# Dividing students into teams-combinatorics

In how many ways can $n$ number of students be divided into two teams such that each team has at least one student.

This is what I did:
Let $x_1$ be the number of students in the one team and $x_2$ be the number of students in the other team.Then number of ways of dividing students is equivalent to

$x_1+x_2=n$ such that $x_1,x_2>=1$.
I let $y_1=x_1-1$ and $y_2=x_2-1$.
Then the number of ways of dividing students are $n-1 \choose 1$=$n-1$

The given answer in the book is $2^{n-1}-1$.
How is this answer obtained.Can someone please show me what's wrong with what I did.

• Possible duplicate of this one – dajoker Oct 24 '14 at 14:18

Let's first say that there is a team $A$ and a team $B$. For each of the $n$ student there is a decision to make: in $A$ or in $B$. This gives at first $2^n$ possibilities but taking into account that both teams are not allowed to be 'empty' $2$ of these possibilities must be dropped.

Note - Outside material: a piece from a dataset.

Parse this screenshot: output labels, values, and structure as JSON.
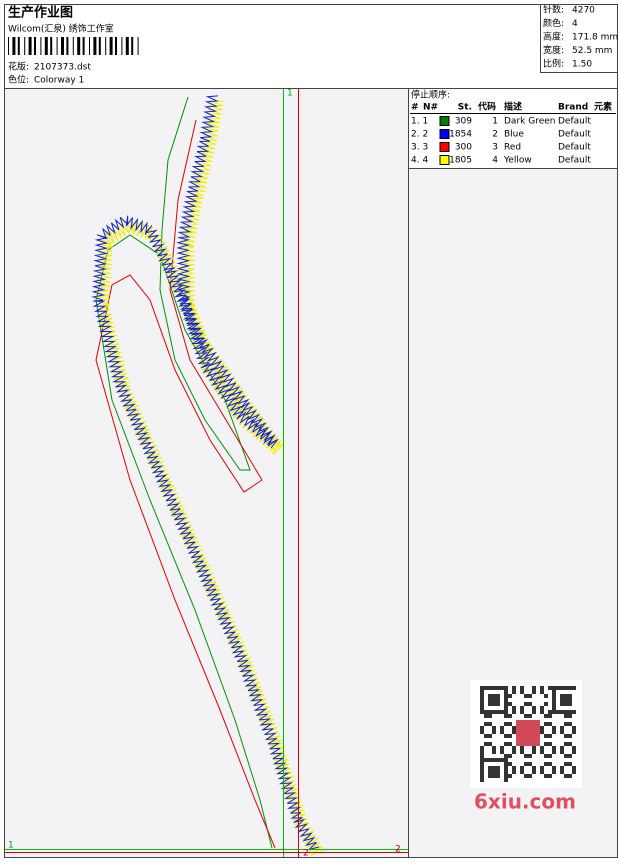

Then we have $2^n-2$ possibilities left. Secondly the teams are not distinguishable wich means that every possibility has in fact been counted twice. We repair this by dividing by $2$ and end up with $2^{n-1}-1$ possibilities.
• In your calculation only the quantities of the teams play a part. Secondly if there are e.g. $3$ students then the outcomes $(x_1,x_2)=(1,2)$ and $(x_1,x_2)=(2,1)$ are (wrongly) looked at as different. The point here is that the students are distinguishable and the teams are not. – drhab Oct 24 '14 at 15:26
One of the students is Alphonse. Let $N$ be the set of non-Alphonses. We need to choose a subset of $N$ to be on Alphonse's team, but we cannot choose all of $N$. The set $N$ has $2^{n-1}-1$ subsets other than $N$.